6.2 Graduate School Admissions Suppose that you apply to two graduate schools A and B, and that you believe your probability of acceptance by A to be 0.7, your probability of acceptance by B to be 0.6, and your probability of acceptance by both to be 0.5. a. Are the events {acceptance by A} and {acceptance by B} independent? Explain. {Hint: look at the definition for independence from the lecture notes or in the Probability Rules table on page 223.} If two events are independent the probability that both events occur equals the product of their individual probabilities.
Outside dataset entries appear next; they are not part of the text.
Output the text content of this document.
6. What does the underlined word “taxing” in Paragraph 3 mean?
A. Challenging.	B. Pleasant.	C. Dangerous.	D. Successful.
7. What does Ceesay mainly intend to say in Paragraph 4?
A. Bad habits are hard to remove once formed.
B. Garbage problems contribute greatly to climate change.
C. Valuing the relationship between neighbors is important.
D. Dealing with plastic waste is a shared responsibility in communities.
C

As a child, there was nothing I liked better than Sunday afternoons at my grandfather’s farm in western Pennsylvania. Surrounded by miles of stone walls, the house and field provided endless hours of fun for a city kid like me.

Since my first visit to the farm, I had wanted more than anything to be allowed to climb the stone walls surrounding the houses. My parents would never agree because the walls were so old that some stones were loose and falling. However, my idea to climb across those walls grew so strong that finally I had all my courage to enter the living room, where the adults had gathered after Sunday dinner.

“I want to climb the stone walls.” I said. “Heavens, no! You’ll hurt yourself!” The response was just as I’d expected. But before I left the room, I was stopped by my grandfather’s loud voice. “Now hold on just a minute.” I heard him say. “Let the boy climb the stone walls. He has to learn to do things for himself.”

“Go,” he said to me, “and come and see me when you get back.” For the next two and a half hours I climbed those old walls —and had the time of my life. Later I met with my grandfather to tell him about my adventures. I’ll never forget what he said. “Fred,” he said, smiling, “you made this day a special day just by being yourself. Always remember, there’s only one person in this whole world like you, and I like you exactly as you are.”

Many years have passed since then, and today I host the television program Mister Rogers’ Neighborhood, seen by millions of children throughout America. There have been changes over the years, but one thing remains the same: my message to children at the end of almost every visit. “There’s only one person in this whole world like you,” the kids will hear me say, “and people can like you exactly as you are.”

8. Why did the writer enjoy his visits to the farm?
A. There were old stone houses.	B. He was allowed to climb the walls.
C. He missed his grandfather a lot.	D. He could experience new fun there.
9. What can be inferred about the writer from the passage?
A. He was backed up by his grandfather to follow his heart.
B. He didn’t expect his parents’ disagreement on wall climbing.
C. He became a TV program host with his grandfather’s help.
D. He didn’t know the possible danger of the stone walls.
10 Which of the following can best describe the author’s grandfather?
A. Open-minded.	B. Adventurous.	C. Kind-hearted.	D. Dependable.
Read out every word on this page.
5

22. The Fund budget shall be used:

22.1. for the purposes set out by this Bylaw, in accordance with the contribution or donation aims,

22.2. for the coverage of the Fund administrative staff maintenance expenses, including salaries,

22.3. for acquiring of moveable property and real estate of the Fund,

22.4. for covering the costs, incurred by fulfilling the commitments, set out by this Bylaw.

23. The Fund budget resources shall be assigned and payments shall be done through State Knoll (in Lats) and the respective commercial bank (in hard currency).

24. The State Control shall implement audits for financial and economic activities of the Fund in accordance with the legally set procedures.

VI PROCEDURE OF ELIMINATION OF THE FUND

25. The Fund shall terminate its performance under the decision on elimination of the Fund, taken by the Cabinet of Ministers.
That is, P(A ∩ B) = P(A)*P(B). In this case, P(A)*P(B) = 0.7*0.6 = 0.30, and P(A ∩ B) = 0.5. Since these are not equal, then A and B are not independent. b. Determine the conditional probability of acceptance by B given acceptance by A? How does it compare to the (unconditional) probability of acceptance by B? P(B|A) = P(A ∩ B)/P(A) = 0.5/0.7 = 0.71 c. What is the probability that you are accepted by at least one of the two schools? P(A ∪ B) = P(A) + P(B) - P(A ∩ B) = 0.7 + 0.6 – 0.5 = 0.8

6.3 Just for fun! Back in the Seventies there was a game show called “Let’s Make a Deal”. The rules were simple: a contestant was selected from the crowd and offered the chance to open one of 3 doors. Behind one door was a prize (e.g. money, new car), while behind the other two doors were gag prizes (e.g. a donkey, barrel of popcorn). After making their choice of door the game show host would open one of the non-selected doors which was always one that did not contain the prize. The contestant was then asked if he or she would like to switch from their first choice to the remaining unopened door or stay with their original choice. If you were the contestant, what choice would you make? That is, given that you now have two doors unopened, one with a prize behind it and the other without, which gives you a better chance of winning: switching doors or staying with your original choice? After you have thought about this, please visit the following website and try it out!

{You may have to click the refresh button - after opening the page} http://www.stat.sc.edu/~west/javahtml/LetsMakeaDeal.html

You should switch! The website provides a nice explanation as to why.